Ever since the days of Bacon and Newton philosophers and scientists have bothered themselves with determining the material and efficient causes of various objects and events. They, as a matter of course neglected, ignored, and repudiated the use of the concepts of formal and final causality. That was a brief summary of a truncation of thinking about nature that occurred during the Enlightenment era. This truncation, because of its laser like focus on determining what things are made of (material causes) and what events precede others and lead to them (efficient causes). Edward Feser, in his excellent intro to Aquinas’ thought notes a lame duck critique of final causes (the idea that something either has a function, tendency, or goal in its nature):
Perhaps the most famous criticism of Scholastic metaphysics on the part of the early modern thinkers is the one represented by Molière’s joke about the doctor who claimed to explain why opium causes sleep by saying that it has a “dormitive power.” The reason this is supposed to be funny is that “dormitive power” means “a power to cause sleep,” so that the doctor’s explanation amounts to saying “Opium causes sleep because it has a power to cause sleep.”*
This critique of final causality, as a concept, is wrong headed (as Feser himself notes). To claim that a thing has a final cause is to claim that, as a matter of its nature, it tends towards something. So finding the efficient cause (the chemical reaction that takes place in the human physiology) of the sleepiness when an opiate is taken is dependent upon first recognizing that the opiate itself is the cause of the sleepiness. Claiming the opiate has a dormitive power is claiming that the opiate makes somebody sleepy not some combination of factors incidental to taking the opiate. So, though it isn’t saying much, answering the question, “Why am I sleepy when I use opiates?” with “Because opiates, in and of themselves make human bodies feel tired.” is not a tautology. It is answering a question about what the opiates do, in general, to human bodies to the man wondering why the drug affects him specifically.

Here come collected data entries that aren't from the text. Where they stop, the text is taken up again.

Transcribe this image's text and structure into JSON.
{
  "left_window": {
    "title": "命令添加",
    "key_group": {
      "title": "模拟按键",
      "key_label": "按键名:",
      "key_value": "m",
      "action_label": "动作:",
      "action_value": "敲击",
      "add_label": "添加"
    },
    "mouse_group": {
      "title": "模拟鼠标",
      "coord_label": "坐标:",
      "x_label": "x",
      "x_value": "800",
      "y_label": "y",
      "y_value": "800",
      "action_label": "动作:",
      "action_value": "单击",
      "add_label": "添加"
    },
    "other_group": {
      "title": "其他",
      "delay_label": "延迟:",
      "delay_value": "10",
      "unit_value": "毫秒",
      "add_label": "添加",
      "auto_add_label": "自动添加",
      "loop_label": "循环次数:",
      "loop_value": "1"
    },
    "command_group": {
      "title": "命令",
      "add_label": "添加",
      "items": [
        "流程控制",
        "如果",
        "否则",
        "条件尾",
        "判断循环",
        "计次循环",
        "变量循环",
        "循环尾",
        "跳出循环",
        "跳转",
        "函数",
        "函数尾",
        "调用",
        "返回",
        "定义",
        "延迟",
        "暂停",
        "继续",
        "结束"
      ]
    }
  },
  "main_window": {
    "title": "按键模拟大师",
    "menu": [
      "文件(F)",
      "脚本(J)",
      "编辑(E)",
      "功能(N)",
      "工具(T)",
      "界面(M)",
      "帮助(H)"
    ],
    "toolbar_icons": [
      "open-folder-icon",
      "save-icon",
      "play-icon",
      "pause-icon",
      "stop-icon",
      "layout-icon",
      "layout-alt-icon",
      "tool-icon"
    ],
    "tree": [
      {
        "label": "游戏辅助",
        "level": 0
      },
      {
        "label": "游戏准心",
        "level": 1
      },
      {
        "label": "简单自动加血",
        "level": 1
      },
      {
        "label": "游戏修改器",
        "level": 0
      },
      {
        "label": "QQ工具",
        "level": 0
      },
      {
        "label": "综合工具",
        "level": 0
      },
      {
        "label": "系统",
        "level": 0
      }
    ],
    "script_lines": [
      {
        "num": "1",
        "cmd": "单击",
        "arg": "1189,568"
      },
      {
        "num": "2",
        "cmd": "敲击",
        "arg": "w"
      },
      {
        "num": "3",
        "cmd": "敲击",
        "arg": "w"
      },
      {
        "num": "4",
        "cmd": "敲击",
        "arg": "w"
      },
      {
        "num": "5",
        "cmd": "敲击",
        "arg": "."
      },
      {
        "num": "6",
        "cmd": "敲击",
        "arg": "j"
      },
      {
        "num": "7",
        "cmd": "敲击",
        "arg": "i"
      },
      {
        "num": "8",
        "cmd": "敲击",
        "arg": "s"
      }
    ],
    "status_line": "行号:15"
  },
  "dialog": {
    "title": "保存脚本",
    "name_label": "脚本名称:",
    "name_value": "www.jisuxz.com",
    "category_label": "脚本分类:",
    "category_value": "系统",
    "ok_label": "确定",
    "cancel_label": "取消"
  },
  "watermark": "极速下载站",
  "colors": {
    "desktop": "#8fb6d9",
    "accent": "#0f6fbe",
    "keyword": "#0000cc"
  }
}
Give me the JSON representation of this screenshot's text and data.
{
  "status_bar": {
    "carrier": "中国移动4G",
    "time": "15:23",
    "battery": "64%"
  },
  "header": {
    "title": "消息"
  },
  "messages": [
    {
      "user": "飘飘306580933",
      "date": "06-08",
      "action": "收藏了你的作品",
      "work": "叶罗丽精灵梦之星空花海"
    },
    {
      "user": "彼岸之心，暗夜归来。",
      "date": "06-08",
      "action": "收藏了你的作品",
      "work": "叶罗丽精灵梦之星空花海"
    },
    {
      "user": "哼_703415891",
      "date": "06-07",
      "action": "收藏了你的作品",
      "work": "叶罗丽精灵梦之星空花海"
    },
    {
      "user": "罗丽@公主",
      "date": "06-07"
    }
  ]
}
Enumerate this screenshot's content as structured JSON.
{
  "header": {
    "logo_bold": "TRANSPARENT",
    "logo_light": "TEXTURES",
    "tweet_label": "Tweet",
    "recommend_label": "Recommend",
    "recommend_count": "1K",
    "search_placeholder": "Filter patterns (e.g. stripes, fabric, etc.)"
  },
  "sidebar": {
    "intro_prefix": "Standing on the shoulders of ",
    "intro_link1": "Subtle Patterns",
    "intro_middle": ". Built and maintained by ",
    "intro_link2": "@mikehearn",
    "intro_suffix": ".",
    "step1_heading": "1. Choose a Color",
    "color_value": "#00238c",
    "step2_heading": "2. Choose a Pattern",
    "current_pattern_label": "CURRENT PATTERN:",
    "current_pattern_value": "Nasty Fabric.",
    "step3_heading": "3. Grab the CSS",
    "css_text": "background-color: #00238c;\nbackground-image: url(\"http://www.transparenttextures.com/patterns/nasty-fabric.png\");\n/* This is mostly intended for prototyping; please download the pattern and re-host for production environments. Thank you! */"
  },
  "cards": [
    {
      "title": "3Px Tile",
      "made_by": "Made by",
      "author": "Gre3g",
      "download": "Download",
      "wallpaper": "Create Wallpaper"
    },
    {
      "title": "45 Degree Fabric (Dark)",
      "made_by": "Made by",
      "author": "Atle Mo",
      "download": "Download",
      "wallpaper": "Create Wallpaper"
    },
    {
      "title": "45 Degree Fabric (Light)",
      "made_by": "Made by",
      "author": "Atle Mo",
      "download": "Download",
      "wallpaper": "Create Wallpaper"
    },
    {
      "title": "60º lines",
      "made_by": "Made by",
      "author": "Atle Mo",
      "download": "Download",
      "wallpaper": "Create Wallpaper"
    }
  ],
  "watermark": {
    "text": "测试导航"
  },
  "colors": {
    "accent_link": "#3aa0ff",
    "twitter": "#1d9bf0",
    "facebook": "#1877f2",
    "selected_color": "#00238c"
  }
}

Why does this matter? Because the alternative vision of scientific inquiry that only seeks two kinds of causes is approaching a precipice that must be avoided by a change in direction of the collapse of the current system entirely. Aristotle’s system of causes was never refuted (as Feser notes) and as those who study the history of science are aware. I’m not against the science, I just think that even for scientists, a historical prejudice against a more holistic way of thinking (Aristotelian causality) that is implied by your whole job is a silly way to live.
*Feser, Edward; Edward Feser (2009-09-01). Aquinas (Beginner’s Guides) (Kindle Locations 696-699). Oneworld Publications (academic). Kindle Edition.